Ellsworth also noted that much new pipeline capacity has been added in the Northeast, with 500 MMcfd completed since spring on top of the 5.6 bcfd added in 2008 and 2009. "New pipelines and capacity completed by January should add an additional 725 MMcfd, making a grand total of 1.2 bcfd added in the Northeast since last winter," he said. "Much of the new pipeline capacity is targeted at improving the access of shale gas to markets."

Another 325 MMcfd of new pipeline capacity has been added in the West since spring, along with 2.5 bcfd along the Gulf Coast and in the Southeast, he indicated. "We expect another 3.5 bcfd in the West and 5.3 bcfd in the gulf and the Southeast to be added before the end of winter," Ellsworth said.

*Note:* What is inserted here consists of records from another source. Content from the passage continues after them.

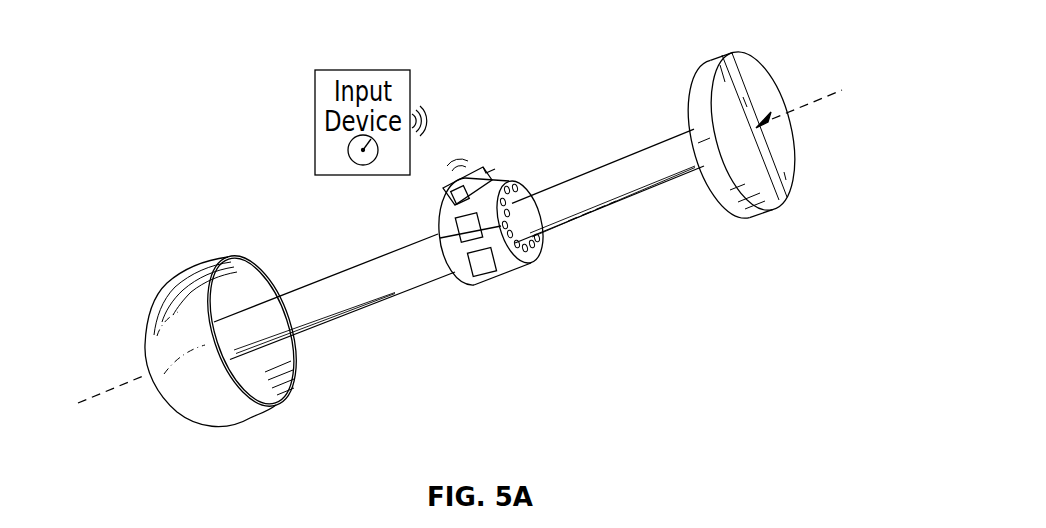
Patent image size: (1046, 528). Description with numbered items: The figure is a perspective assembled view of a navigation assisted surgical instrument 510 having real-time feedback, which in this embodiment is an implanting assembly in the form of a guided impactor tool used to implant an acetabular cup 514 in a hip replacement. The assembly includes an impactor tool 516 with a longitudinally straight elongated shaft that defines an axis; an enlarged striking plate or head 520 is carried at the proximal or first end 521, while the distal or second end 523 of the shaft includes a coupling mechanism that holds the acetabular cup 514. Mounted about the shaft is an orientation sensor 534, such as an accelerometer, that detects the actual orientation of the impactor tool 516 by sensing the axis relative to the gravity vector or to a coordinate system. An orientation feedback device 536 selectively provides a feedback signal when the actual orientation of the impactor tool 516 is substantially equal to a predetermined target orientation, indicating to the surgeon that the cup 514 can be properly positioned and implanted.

The navigation assisted surgical instrument 510 is at (568, 124).
The acetabular cup 514 is at (206, 403).
The impactor tool 516 is at (564, 197).
The striking plate or head 520 is at (746, 85).
The proximal or first end 521 is at (711, 57).
The distal or second end 523 is at (293, 292).
The orientation sensor 534 is at (448, 236).
The orientation feedback device 536 is at (545, 246).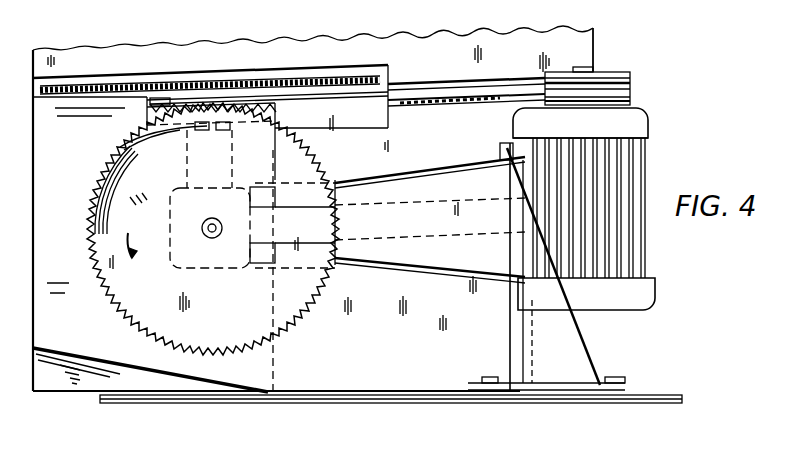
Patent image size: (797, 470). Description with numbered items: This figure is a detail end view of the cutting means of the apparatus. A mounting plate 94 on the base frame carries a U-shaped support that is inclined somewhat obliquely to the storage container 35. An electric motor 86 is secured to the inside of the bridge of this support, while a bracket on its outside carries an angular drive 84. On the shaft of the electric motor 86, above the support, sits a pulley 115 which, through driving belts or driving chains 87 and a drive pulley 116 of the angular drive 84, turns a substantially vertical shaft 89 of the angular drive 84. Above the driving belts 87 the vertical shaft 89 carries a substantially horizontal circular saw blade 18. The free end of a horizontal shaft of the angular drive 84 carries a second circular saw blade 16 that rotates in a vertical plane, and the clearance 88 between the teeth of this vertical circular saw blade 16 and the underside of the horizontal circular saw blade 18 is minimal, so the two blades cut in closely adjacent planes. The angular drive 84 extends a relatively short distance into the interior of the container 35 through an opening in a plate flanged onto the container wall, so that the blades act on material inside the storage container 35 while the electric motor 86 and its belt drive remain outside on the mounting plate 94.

The circular saw blade 16 is at (305, 156).
The circular saw blade 18 is at (302, 82).
The storage container 35 is at (598, 46).
The angular drive 84 is at (181, 254).
The electric motor 86 is at (647, 124).
The driving belts 87 is at (433, 90).
The clearance 88 is at (213, 92).
The vertical shaft 89 is at (120, 147).
The mounting plate 94 is at (540, 402).
The pulley 115 is at (565, 76).
The drive pulley 116 is at (167, 90).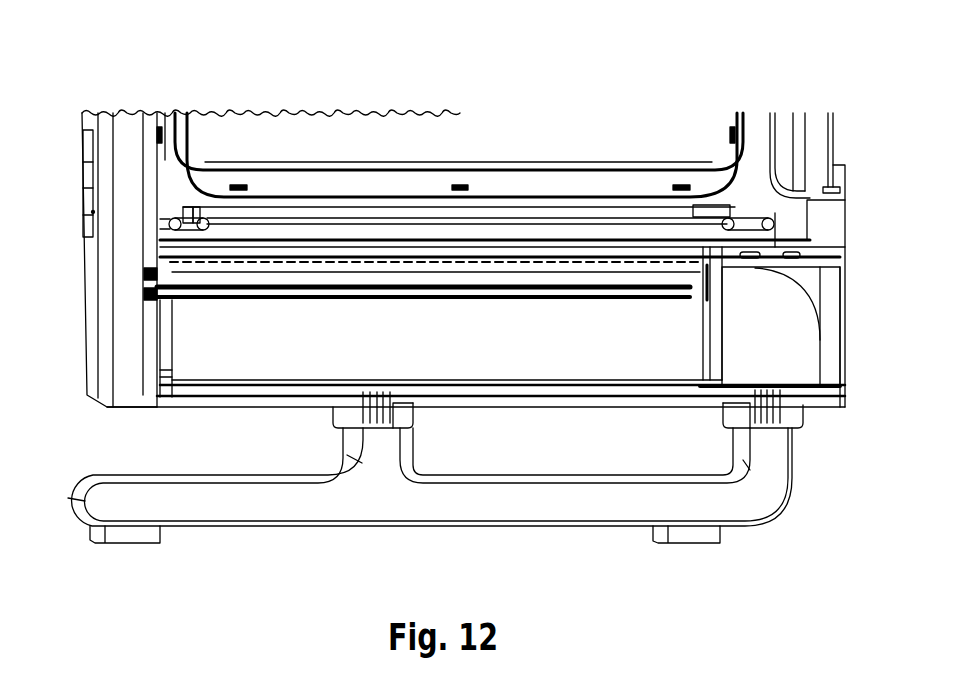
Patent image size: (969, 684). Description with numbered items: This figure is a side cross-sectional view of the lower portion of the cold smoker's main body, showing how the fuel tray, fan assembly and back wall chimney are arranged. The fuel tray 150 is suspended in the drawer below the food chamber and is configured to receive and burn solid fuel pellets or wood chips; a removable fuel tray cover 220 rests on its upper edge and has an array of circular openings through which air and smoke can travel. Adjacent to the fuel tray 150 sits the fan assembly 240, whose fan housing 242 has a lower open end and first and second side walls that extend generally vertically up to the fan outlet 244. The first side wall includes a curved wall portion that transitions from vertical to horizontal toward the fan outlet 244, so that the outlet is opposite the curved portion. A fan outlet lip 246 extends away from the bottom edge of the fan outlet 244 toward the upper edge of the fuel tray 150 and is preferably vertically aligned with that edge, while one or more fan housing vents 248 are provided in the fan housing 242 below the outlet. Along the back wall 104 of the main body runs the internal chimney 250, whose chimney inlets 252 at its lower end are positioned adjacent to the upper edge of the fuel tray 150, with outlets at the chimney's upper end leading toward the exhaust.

The back wall 104 is at (95, 297).
The fuel tray 150 is at (471, 347).
The fuel tray cover 220 is at (493, 255).
The fan assembly 240 is at (822, 392).
The fan housing 242 is at (776, 345).
The fan outlet 244 is at (707, 253).
The fan outlet lip 246 is at (689, 296).
The fan housing vents 248 is at (699, 310).
The internal chimney 250 is at (150, 127).
The chimney inlets 252 is at (148, 303).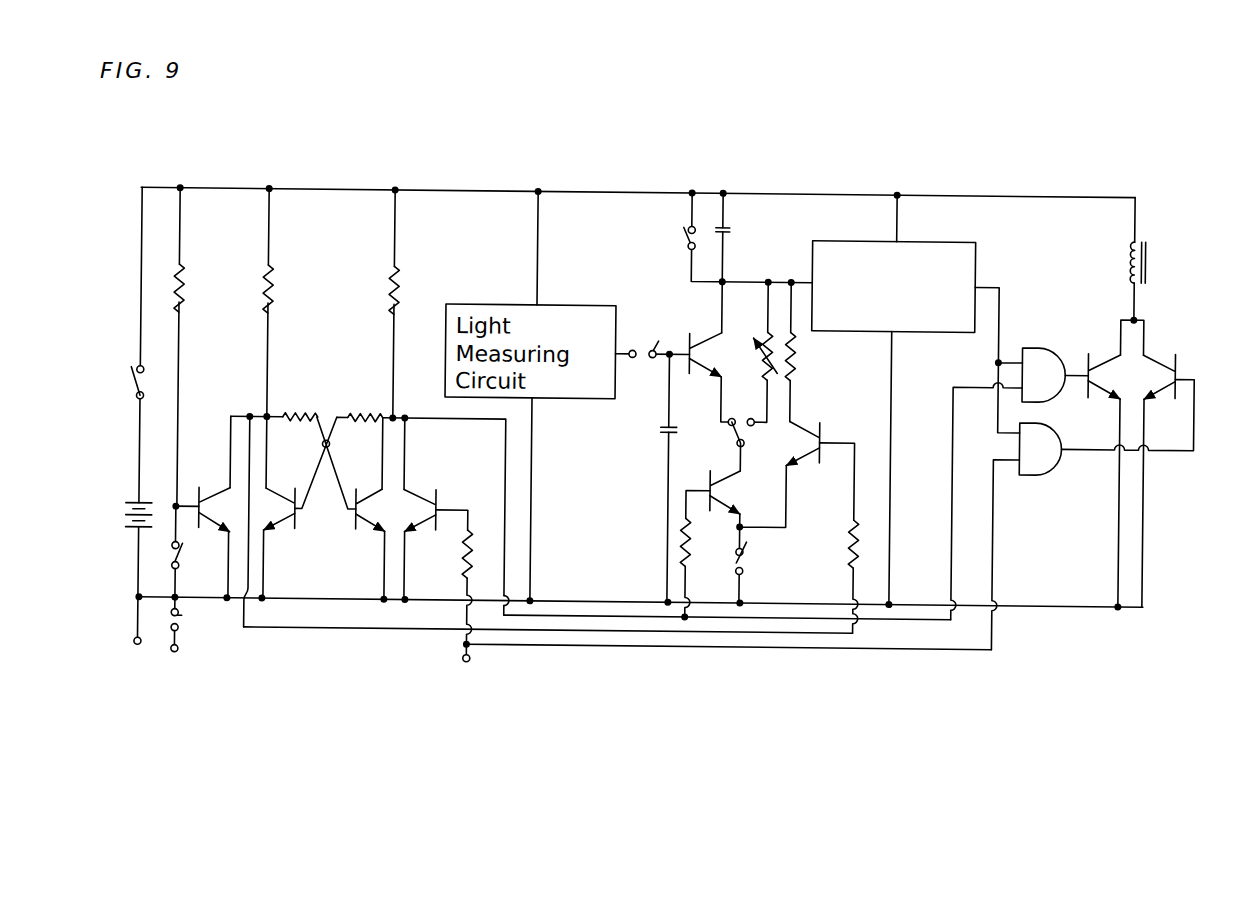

He added that a much anticipated western pipeline is TransCanada's 477 MMcfd Bison system, which will transport gas from the Rockies to the Midwest through an interconnection with the Northern Border Pipeline. Bison should begin service in mid-November, he said.

Prices for gas in the Northeast have narrowed relative to the Henry Hub, he continued. Prices in New York on Oct. 1 were $2.03/MMbtu higher than those at the Henry Hub for January 2011, substantially less than comparable price differences of $4.03 in 2010 and $5.51 in 2009. "The decline in these projected October-to-January differentials reflects market expectations about the change in winter price volatility due to added pipeline, LNG, and storage capacity in the region, as well as new supplies coming from the Marcellus shale formation and the Rocky Mountains via the Rockies Express pipeline expansion," Ellsworth said. "It also reflects lower gas prices in general."

Development of new gas supplies and transmission capacity also has pushed basis prices lower nationwide, he continued. Compared with the same period last year, winter basis swaps have declined by 46% in Chicago, 55% in the Pacific Northwest, and 32% in Appalachia, he said.